The database config dbconfig.xml
of Jira is autogenerated by the AWS CloudFormation template.
<?xml version="1.0" encoding="UTF-8"?>
<jira-database-config>
<name>defaultDS</name>
<delegator-name>default</delegator-name>
<database-type>postgres72</database-type>
<schema-name>public</schema-name>
<jdbc-datasource>
<url>jdbc:postgresql://jiradb.c23e.us-west-2.rds.amazonaws.com:5432/jira</url>
<username>atljira</username>
<password>Password123</password>
<driver-class>org.postgresql.Driver</driver-class>
<pool-min-size>20</pool-min-size>
<pool-max-size>20</pool-max-size>
<pool-min-idle>10</pool-min-idle>
<pool-max-idle>20</pool-max-idle>
<pool-max-wait>10000</pool-max-wait>
<validation-query>select 1</validation-query>
<time-between-eviction-runs-millis>60000</time-between-eviction-runs-millis>
<min-evictable-idle-time-millis>180000</min-evictable-idle-time-millis>
<pool-remove-abandoned>true</pool-remove-abandoned>
<pool-remove-abandoned-timeout>60</pool-remove-abandoned-timeout>
<pool-test-while-idle>true</pool-test-while-idle>
<pool-test-on-borrow>false</pool-test-on-borrow>
</jdbc-datasource>
</jira-database-config>
This is a reflection of what we entered during the CloudFormation setup (defaults).
Same goes for the setenv.sh
which is also auto generated and sets 12 GB of memory on each cluster node. Leaving 4 GB of memory free to the system for background tasks.
JVM_SUPPORT_RECOMMENDED_ARGS="-XX:+ExplicitGCInvokesConcurrent -XX:ReservedCodeCacheSize=512M"

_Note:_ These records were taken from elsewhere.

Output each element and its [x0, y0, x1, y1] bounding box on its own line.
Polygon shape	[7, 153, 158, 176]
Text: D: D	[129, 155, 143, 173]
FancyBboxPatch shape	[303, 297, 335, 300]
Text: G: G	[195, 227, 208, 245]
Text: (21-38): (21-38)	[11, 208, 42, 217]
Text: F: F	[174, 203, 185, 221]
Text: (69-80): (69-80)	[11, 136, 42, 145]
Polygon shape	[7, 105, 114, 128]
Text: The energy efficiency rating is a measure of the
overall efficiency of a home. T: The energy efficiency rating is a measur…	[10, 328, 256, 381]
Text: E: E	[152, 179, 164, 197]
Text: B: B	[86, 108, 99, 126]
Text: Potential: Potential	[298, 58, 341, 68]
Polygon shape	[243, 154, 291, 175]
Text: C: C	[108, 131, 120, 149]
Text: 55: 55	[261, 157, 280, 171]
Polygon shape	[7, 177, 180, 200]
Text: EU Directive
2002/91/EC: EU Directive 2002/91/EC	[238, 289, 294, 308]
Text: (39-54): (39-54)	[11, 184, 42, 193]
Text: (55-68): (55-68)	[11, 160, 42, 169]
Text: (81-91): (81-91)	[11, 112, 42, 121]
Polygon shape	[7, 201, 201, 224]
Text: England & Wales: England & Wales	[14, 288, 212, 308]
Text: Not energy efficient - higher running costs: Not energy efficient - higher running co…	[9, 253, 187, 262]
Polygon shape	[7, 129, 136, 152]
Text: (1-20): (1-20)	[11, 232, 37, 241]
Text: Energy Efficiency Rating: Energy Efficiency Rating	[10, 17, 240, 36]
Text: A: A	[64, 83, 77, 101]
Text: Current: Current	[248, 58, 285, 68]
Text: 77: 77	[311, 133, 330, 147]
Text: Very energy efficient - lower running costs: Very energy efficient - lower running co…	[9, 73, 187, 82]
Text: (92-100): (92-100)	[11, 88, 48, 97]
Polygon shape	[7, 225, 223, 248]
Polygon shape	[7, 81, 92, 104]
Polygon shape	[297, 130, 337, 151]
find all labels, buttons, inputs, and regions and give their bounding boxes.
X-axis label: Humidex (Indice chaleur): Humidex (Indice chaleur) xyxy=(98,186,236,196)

# You can use variable below to modify garbage collector settings.
# For Java 8 we recommend default settings
# For Java 11 and relatively small heaps we recommend: -XX:+UseParallelGC
# For Java 11 and larger heaps we recommend: -XX:+UseG1GC -XX:+ExplicitGCInvokesConcurrent
JVM_GC_ARGS="-XX:+ExplicitGCInvokesConcurrent"
# The following 2 settings control the minimum and maximum given to the JIRA Java virtual machine.
JVM_MINIMUM_MEMORY="12288m"
JVM_MAXIMUM_MEMORY="12288m"
# The following setting configures the size of JVM code cache.
# A high value of reserved size allows Jira to work with more installed apps.
JVM_CODE_CACHE_ARGS="-XX:InitialCodeCacheSize=32m -XX:ReservedCodeCacheSize=512m"
To summarize - your Jira instance should be up-to-date to run versions that include performance optimizations for customfields. This means running Jira 8.13+ and Customfield Editor for Jira 2.9.1+.
Lastly make sure your Jira instance meets the correct size recommendations of Atlassian.